Storage and Handling Are Also Part of Reliability
Another often underestimated aspect concerns what happens before installation.
A cable can also be damaged during transport, storage or handling. A bending radius that is not respected, a reel handled incorrectly, inadequate exposure to humidity or UV rays, or unprotected cable ends can compromise cable performance even before installation.
For this reason, we have also explored best practices for correctly storing and handling electrical cables, with useful guidance for warehouses and construction sites.
The quality of a system does not depend only on the product selected, but on the entire path that product follows: selection, transport, storage, installation, connection, inspection and maintenance.
Monitoring Means Knowing the Real Condition of the System
In industrial and infrastructure contexts, constant monitoring of cable condition makes it possible to move from a reactive approach to a preventive one.
Action is not taken only after a fault has already occurred; instead, the signs that may anticipate it are observed: overheating, loose contacts, sheath damage, loosened connections, abrasion, oxidation, changes in performance or intermittent interruptions.
In many cases, these signs are not immediately visible.
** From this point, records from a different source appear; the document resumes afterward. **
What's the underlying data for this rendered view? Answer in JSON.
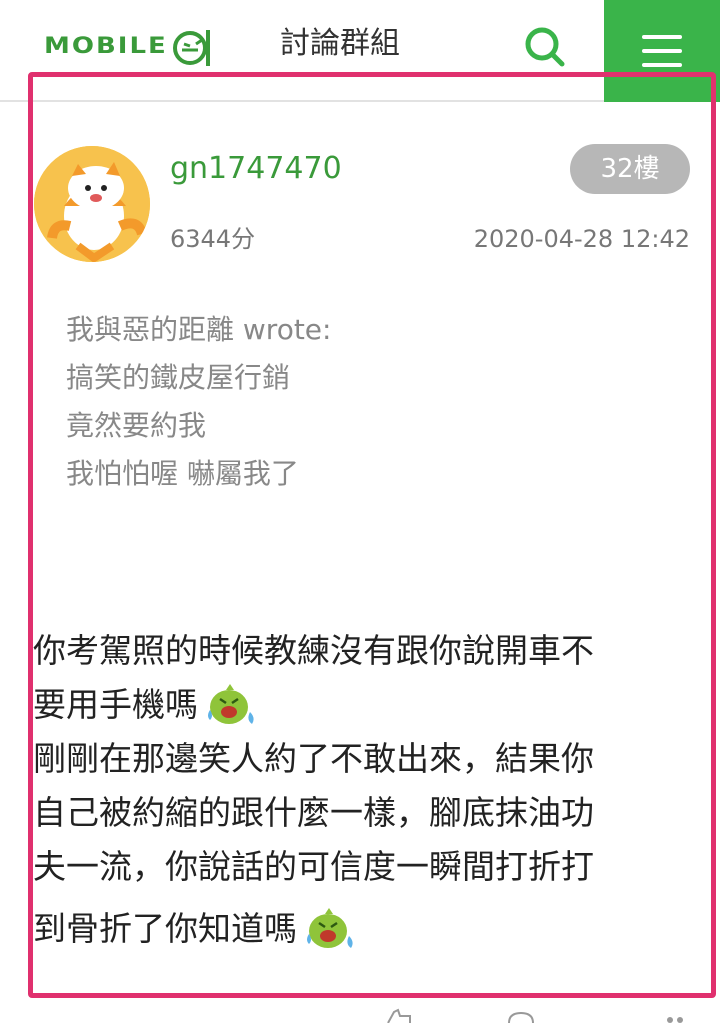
{
  "header": {
    "logo_text": "MOBILE",
    "title": "討論群組",
    "search_icon": "search-icon",
    "menu_icon": "menu-icon",
    "accent_color": "#3ab44a"
  },
  "post": {
    "username": "gn1747470",
    "floor": "32樓",
    "score": "6344分",
    "timestamp": "2020-04-28 12:42",
    "highlight_color": "#e0306e",
    "quote": {
      "lines": [
        "我與惡的距離 wrote:",
        "搞笑的鐵皮屋行銷",
        "竟然要約我",
        "我怕怕喔 嚇屬我了"
      ]
    },
    "body_lines": [
      "你考駕照的時候教練沒有跟你說開車不",
      "要用手機嗎",
      "剛剛在那邊笑人約了不敢出來，結果你",
      "自己被約縮的跟什麼一樣，腳底抹油功",
      "夫一流，你說話的可信度一瞬間打折打",
      "到骨折了你知道嗎"
    ],
    "emoji_icon": "laughing-crying-emoji"
  }
}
For this reason, in addition to visual inspection, instrumental checks, electrical tests, tightening checks and thermographic analyses of critical points can be useful.
Monitoring means knowing the real condition of the system, rather than simply assuming that everything is working correctly because no visible problems have occurred yet.
The Role of Sada Cavi: Technical Support, Quality and Informed Choice
Sada Cavi supports companies, installers and designers in choosing the most suitable cables for different applications, offering technical expertise, product availability and solutions for a wide range of sectors: from industrial automation to energy, from civil construction to the most complex systems.
In a market where reliability, safety and operational continuity are increasingly important, choosing the right cable is a technical responsibility. It means assessing the context, anticipating stresses, considering environmental and installation conditions, and building a system capable of operating over time with greater stability.
The cable is not a detail. It is a fundamental part of the system.
Conclusion
The Dali accident dramatically showed how much a single connection can affect the operation of a complex system. A loose cable, placed within a critical context, can contribute to generating enormous consequences.
This is why maintenance, monitoring and the correct choice of electrical cables are not secondary aspects, but central elements of safety and reliability.
In complex systems, every connection counts. And often, the continuity of an entire system depends precisely on what cannot be seen.